Fast integral equation solution techniques for planar-3D structures in multilayered media

In this contribution, a hybrid space/spectral domain integral equation approach is presented for the characterization of quasi-3D structures in multilayered media. The vertical conductors for the quasi-3D components like vias, through holes, airbridges, finite dielectric regions etc. can cross an arbitrary number of dielectric layers with arbitrary vertical discretization. The electrodynamic behavior of the vertical currents is incorporated by extended spectral domain Green's functions derived by analytical integrations over the vertical direction and by a summation over the Cartesian wavenumbers which must be computed only once and stored in a database. For short lateral distances, the couplings are computed with a subtraction technique based on asymptotic representations of the extended Green's functions, whereas for larger distances and for group coupling computations in context with fast matrix vector product evaluations, adaptive integration path deformations with extended Laguerre quadrature methods are applied.
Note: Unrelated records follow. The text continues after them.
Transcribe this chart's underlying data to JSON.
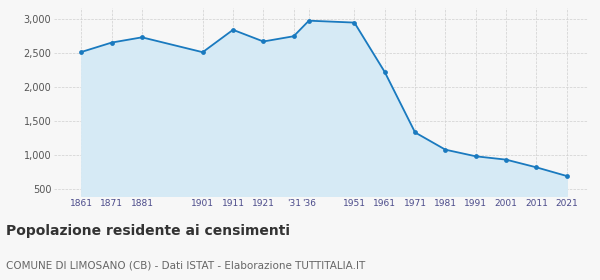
{
  "years": [
    1861,
    1871,
    1881,
    1901,
    1911,
    1921,
    1931,
    1936,
    1951,
    1961,
    1971,
    1981,
    1991,
    2001,
    2011,
    2021
  ],
  "population": [
    2511,
    2649,
    2726,
    2508,
    2836,
    2665,
    2742,
    2970,
    2942,
    2218,
    1332,
    1079,
    982,
    933,
    820,
    693
  ],
  "line_color": "#1a7abf",
  "fill_color": "#d6eaf5",
  "marker_color": "#1a7abf",
  "grid_color": "#d0d0d0",
  "background_color": "#f7f7f7",
  "title": "Popolazione residente ai censimenti",
  "subtitle": "COMUNE DI LIMOSANO (CB) - Dati ISTAT - Elaborazione TUTTITALIA.IT",
  "title_fontsize": 10,
  "subtitle_fontsize": 7.5,
  "ylim": [
    400,
    3150
  ],
  "yticks": [
    500,
    1000,
    1500,
    2000,
    2500,
    3000
  ],
  "xlim_left": 1852,
  "xlim_right": 2028
}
For the solution of the linear systems of equations, a GMRES solver was implemented together with a diakoptic preconditioner based on the group decomposition of larger structures, combined with a reversed Cuthill McKee reordering applied to the submatrix pattern of the system matrix. With all these techniques, the analysis of complex quasi-3D structures can be carried out with the same performance than pure planar microstrip and/or slotline structures.